Lately people have been asking me "how is your year going?" or "how do you like the new job?" and the response is always the same. It's almost like the question "how are you?" or "how was your day?" Is the answer ever anything but "good" or "very well, thank you"? The truth is my days, just like the rest of my life, are up-and-down.
My question then is: do I, they, or anyone actually care?
I have found myself pondering my resolution for the school year lately. I told myself that this year I would talk less and say more. I want to be a man of my word. I want to be a man of straight talk and concise/meaningful answers. I want my no's to be no's and my yes's to be yes's. I don't intend to be rude, short, or terse with anyone in this regard, only forthright and direct. Honesty, truth, and trustworthiness will be my goals.

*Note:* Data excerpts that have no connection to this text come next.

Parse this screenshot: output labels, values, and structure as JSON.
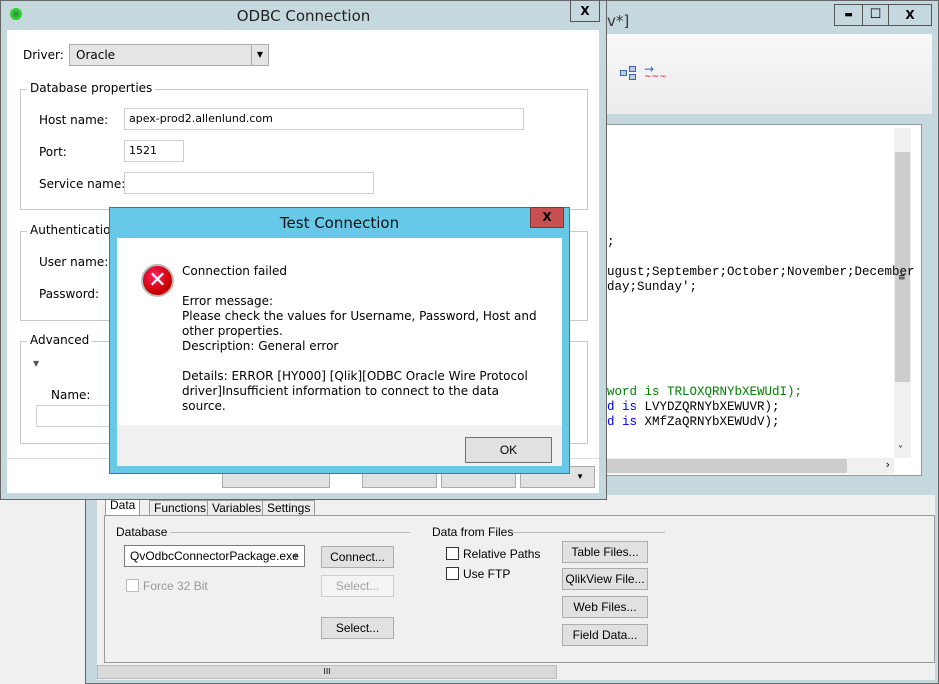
{
  "main_window": {
    "title_fragment": "v*]",
    "controls": {
      "minimize": "▬",
      "maximize": "☐",
      "close": "X"
    },
    "code_lines": [
      {
        "text": ";",
        "color": "#000000"
      },
      {
        "text": "ugust;September;October;November;December",
        "color": "#000000"
      },
      {
        "text": "day;Sunday';",
        "color": "#000000"
      },
      {
        "prefix": "word is ",
        "text": "TRLOXQRNYbXEWUdI);",
        "color": "#008000"
      },
      {
        "prefix": "d is ",
        "text": "LVYDZQRNYbXEWUVR);",
        "color": "#000000"
      },
      {
        "prefix": "d is ",
        "text": "XMfZaQRNYbXEWUdV);",
        "color": "#000000"
      }
    ],
    "tabs": [
      "Data",
      "Functions",
      "Variables",
      "Settings"
    ],
    "database": {
      "label": "Database",
      "connector": "QvOdbcConnectorPackage.exe",
      "force32": "Force 32 Bit",
      "connect": "Connect...",
      "select_disabled": "Select...",
      "select": "Select..."
    },
    "files": {
      "label": "Data from Files",
      "relative_paths": "Relative Paths",
      "use_ftp": "Use FTP",
      "buttons": [
        "Table Files...",
        "QlikView File...",
        "Web Files...",
        "Field Data..."
      ]
    }
  },
  "odbc": {
    "title": "ODBC Connection",
    "close": "X",
    "driver_label": "Driver:",
    "driver_value": "Oracle",
    "db_props": "Database properties",
    "host_label": "Host name:",
    "host_value": "apex-prod2.allenlund.com",
    "port_label": "Port:",
    "port_value": "1521",
    "service_label": "Service name:",
    "service_value": "",
    "auth": "Authentication",
    "user_label": "User name:",
    "password_label": "Password:",
    "advanced": "Advanced",
    "name_label": "Name:"
  },
  "test": {
    "title": "Test Connection",
    "close": "X",
    "heading": "Connection failed",
    "error_label": "Error message:",
    "message": "Please check the values for Username, Password, Host and other properties.",
    "description": "Description: General error",
    "details": "Details: ERROR [HY000] [Qlik][ODBC Oracle Wire Protocol driver]Insufficient information to connect to the data source.",
    "ok": "OK"
  }
}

All this is to set the stage for what I believe to be my current struggle in life. I love to ask myself questions, reflect on my choices, challenge myself daily, and create standards worth meeting. Recently I took a trip to Kauai. This was undoubtedly the most significant of vacations/experiences in my life. I came back refreshed and re-centered. I tried to re-create this trip recently by traveling to Las Vegas last week. You might think that's a funny place to be alone but the truth is we can sometimes hide in large groups. Becoming nameless and faceless allowed me to be invisible temporarily. Reading, lounging by the pool, walking the streets at night, seeing Cirque productions: these were all refreshing experiences, especially alone. The trouble is I still don't know myself. I failed in a number of ways to recreate Kauai. I didn't read what I wanted to, nor as much as I wanted to.
I know what I want to be. I know how to get there. I just don't know who will do it with me. Who will challenge me? Who will be my support? Who will bring me down? Who will lift me up?
I have met several wonderful people lately. My mind soars at the possibilities! I have many concerned and supportive friends. My family will continue to encourage and love me unconditionally.
Will this be enough though? I think not. I will need strength and guidance from above. I will need grace and mercy for what I do. I will need wisdom and insight and sound judgment to discern His will for my life. I will need Straight Talk, not Small Talk. Please feel free, after reading this, to give me some Straight Talk. Challenge me.
I am not yet the man I wish to be. I am working progress. I am willing to learn and change. I am His.